Some authors, including those of the Prado itself, suggest it may be a portrait of Juan de Silva y de Ribera, 3rd Marquis of Montemayor and warden of the Alcázar of Toledo. The experts at the Prado, while mentioning that "specific names have been proposed for the sitter, including that of Cervantes", and even "that the painting could be a self-portrait", go on to state that "Without doubt, the most convincing suggestion has connected this figure with the Second Marquis of Montemayor, Juan de Silva y de Ribera, a contemporary of El Greco who was appointed military commander of the Alcázar in Toledo by Philip II and Chief Notary to the Crown, a position that would explain the solemn gesture of the hand, depicted in the act of taking an oath."

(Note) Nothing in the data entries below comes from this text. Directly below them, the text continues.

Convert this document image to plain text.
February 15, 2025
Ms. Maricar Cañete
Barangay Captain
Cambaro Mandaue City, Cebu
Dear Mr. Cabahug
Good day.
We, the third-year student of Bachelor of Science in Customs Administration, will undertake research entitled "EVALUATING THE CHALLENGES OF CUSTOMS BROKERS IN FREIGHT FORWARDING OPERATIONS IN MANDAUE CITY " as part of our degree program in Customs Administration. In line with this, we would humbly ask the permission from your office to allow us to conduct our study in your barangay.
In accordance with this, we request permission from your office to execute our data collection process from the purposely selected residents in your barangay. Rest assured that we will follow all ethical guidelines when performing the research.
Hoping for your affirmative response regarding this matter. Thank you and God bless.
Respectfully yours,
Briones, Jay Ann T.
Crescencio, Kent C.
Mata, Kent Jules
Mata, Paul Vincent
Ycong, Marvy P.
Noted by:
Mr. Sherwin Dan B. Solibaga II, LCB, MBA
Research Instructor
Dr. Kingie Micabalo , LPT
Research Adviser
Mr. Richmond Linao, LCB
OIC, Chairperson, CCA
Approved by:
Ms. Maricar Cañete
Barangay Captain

The artist Rupert Shrive and the historian Alex Burghart have also argued that it may be a self-portrait.

=== Cervantes theory ===
As for the observations that point to Miguel de Cervantes as the subject, these include the coincidence of Cervantes's age and the date of the portrait, the fact that the subject's left hand is concealed and that Cervantes had lost the use of that arm fighting in the Battle of Lepanto, as well as the resemblance to the unconfirmed portrait of Cervantes supposedly painted by Juan de Jáuregui. However, modern scholarship does not accept this, or any other graphic representation of Cervantes, to be authentic, nor is there any documentation for Jáuregui having painted this particular portrait.